Eurovision fans are not entirely sure that Barzilai will do well in this year’s competition; in fact, many believe that 2018 will mark the first time in four years that Israel does not advance to the final. This could potentially send the country back into a non-qualification streak, of which they were trapped in from 2011 to 2015, when 16-year-old Nadav Guedj not only made it through his semi-final but ended up placing ninth in the grand final. This was Israel’s best result since 2008 and also the first time in Eurovision Song Contest history that this nation sent an entry which was completely in English.
Guedj’s reason for not abiding by the 50/50 rule (that the Israeli song submitted for the competition must be at least half in Hebrew) was that doing so would make the yearly Eurovision slogan’s point somewhat moot, as the notion of “Come Together” meant not pointing out such differences as language barriers and the like. Ever since then, Israel’s participants have performed solely in English; in 2016, Hovi Star sang the heart-wrenching ballad Made of Stars and 2017 saw Imri hit the stage with the dance anthem I Feel Alive.
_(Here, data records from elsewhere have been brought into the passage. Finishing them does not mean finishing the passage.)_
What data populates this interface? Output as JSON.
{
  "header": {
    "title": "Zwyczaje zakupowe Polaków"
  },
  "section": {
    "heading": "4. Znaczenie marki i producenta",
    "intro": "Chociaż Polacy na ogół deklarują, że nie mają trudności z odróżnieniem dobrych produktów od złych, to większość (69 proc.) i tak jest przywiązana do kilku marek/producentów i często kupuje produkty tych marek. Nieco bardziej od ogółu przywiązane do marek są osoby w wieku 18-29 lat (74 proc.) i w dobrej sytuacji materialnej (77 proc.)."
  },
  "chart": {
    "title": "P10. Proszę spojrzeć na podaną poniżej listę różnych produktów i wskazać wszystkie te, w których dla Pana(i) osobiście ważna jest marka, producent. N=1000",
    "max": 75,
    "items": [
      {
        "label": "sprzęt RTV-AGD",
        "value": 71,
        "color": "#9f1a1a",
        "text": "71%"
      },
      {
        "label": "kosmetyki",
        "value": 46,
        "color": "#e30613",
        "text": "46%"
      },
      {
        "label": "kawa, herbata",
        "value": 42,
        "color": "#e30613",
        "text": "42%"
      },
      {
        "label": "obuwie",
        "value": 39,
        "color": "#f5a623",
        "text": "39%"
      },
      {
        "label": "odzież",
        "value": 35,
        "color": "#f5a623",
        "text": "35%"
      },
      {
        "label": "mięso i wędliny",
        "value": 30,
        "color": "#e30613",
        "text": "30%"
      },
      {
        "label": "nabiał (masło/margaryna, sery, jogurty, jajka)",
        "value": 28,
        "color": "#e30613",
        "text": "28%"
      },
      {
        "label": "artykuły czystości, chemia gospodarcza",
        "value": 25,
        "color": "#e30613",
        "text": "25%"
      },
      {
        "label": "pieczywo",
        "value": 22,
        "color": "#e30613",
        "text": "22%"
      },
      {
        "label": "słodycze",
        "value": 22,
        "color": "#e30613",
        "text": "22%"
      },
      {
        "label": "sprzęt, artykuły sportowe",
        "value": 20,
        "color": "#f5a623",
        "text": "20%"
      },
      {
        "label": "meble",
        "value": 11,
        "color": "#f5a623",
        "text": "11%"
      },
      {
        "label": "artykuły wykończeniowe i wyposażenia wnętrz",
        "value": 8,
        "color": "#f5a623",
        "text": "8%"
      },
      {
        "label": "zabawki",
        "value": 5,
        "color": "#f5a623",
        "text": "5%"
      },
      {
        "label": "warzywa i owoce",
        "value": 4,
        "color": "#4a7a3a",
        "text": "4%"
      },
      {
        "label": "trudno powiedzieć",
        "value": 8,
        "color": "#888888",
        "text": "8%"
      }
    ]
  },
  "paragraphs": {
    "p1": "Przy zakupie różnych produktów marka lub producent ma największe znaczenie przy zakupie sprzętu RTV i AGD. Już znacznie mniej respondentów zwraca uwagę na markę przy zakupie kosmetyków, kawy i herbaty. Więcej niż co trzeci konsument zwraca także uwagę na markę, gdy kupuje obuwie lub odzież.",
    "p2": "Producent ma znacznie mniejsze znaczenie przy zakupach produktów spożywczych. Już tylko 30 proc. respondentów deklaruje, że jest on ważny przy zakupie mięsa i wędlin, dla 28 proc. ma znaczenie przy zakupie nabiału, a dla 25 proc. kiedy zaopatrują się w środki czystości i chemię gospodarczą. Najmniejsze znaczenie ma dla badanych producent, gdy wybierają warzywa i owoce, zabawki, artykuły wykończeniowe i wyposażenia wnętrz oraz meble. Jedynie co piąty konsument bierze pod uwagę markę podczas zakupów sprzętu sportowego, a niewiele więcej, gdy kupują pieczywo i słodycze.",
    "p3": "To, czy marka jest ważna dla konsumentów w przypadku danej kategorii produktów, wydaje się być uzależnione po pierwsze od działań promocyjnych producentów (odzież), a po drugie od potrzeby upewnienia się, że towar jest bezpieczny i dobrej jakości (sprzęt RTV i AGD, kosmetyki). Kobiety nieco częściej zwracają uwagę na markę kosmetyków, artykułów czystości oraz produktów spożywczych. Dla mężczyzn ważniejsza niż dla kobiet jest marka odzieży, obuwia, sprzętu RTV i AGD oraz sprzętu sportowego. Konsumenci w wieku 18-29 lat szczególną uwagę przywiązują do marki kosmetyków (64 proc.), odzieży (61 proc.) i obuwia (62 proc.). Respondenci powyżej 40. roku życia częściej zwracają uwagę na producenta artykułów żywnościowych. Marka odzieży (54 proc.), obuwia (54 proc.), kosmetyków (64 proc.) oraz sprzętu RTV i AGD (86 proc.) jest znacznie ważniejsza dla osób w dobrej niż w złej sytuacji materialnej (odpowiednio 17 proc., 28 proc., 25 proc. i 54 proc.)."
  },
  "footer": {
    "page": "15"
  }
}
Israel has competed in the Eurovision Song Contest a total of 40 times since the nation’s debut in 1973, and has actually won the competition on three occasions; 1978, 1979, and 1998. These winners were Izhar Cohen & the Alphabeta, Gali Atari & Milk and Honey, and Dana International. Izhar Cohen participated again in 1985, placing fifth, and Dana International tried her hand once more in 2011 but did not end up qualifying. The country’s worst result was in 2007 when band Teapacks placed 24th in their semi-final with the controversial entry Push The Button, a politically charged song surrounding Iran and nuclear war.